Remember we are gauging volatility here more situationally than based on the skill of the players. On one hand, a very talented back can not get the ball enough to trust while a mediocre back is higher in ranks simply because he can be trusted to get a high quantity of touches. No matter what the talent level of the back, an RB is only good in fantasy as his situation.
Ranking volatility is trite and oversimplifying. We will separate them into tiers, from the most to least volatile. The most volatile situations are mostly ones to avoid, unless otherwise noted; and the least are one where roles are shared, but there is still startable weekly fantasy value to be had.
Notable situations not ranked in volatility this week:
- Marshawn Lynch, Seahawks: Lynch should be expected to play in Week 5, especially as Thomas Rawls was so underwhelming that Seattle will likely not err on the side of caution. Whether or not this means Lynch will play the full game in Cincinnati is the larger question, making this a volatile situation. But we cannot start Rawls this week and Lynch's job is not at all threatened.
- Todd Gurley, Rams: We are going to move forward assuming that Gurley is fully healthy, has won the primary job, and is the bellcow who will dominate touches out of the St. Louis backfield.

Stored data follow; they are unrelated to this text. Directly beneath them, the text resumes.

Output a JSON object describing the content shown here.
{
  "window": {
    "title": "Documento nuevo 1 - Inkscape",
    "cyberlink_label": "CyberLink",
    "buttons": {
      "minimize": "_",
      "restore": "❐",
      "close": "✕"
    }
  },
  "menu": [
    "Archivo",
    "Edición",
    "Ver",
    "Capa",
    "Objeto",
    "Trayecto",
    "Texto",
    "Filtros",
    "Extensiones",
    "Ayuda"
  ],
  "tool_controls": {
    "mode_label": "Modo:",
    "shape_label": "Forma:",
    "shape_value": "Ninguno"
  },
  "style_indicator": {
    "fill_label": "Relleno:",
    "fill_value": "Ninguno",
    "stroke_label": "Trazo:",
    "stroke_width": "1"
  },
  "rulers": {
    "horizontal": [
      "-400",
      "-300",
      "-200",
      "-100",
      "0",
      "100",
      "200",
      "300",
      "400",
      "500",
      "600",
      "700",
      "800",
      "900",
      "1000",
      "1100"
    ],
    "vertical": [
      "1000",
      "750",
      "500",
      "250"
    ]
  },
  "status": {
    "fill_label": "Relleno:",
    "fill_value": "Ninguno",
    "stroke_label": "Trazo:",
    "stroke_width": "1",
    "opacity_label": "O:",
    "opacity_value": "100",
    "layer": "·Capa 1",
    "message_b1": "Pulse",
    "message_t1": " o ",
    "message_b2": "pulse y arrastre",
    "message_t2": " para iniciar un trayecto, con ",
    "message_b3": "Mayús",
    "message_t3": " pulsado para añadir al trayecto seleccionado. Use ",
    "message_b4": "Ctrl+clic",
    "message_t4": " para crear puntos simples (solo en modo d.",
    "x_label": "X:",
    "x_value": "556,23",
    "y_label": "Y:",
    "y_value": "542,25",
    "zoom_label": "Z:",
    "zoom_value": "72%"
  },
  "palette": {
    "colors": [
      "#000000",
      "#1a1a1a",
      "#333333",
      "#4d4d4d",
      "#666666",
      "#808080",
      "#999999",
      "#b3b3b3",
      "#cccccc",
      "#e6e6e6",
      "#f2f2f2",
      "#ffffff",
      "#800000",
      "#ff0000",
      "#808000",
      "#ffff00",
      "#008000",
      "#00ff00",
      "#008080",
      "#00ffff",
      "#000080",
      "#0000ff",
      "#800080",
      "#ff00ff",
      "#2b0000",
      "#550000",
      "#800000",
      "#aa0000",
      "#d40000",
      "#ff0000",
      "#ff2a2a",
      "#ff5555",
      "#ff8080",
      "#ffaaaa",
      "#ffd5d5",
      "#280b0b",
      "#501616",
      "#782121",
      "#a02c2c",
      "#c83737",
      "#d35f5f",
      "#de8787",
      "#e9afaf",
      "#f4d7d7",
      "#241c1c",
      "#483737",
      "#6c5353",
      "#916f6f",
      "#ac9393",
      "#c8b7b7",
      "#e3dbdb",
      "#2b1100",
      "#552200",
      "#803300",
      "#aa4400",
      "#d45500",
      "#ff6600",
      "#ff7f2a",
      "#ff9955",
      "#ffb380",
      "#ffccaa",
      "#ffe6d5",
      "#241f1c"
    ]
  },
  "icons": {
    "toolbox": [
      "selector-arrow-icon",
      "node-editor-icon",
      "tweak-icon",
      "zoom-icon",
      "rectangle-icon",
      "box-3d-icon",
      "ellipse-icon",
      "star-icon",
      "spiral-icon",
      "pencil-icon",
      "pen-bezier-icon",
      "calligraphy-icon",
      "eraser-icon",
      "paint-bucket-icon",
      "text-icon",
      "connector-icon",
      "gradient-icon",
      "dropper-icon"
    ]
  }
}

- Devonta Freeman, Falcons: Freeman has done enough to win the primary job. We are still unsure what that means, as Tevin Coleman is to return from injury. This is likely a timeshare where both players are startable RB2s, and they will likely be in this post next week, but there is little to analyze before we see what it looks like with both on the field after Freeman has clearly broken out with elite performances as an all-purpose back.
- Joseph Randle, Cowboys: This was one of our favorite timeshares to ride this season with Randle as a TD-dependent RB2 in standard, he and Lance Dunbar being legit RB3 flex options in PPR. With Dunbar likely out the remainder of the season, Darren McFadden doing nothing to win a role other than spelling Randle, and we have no evidence of how Christine Michael will be utilized.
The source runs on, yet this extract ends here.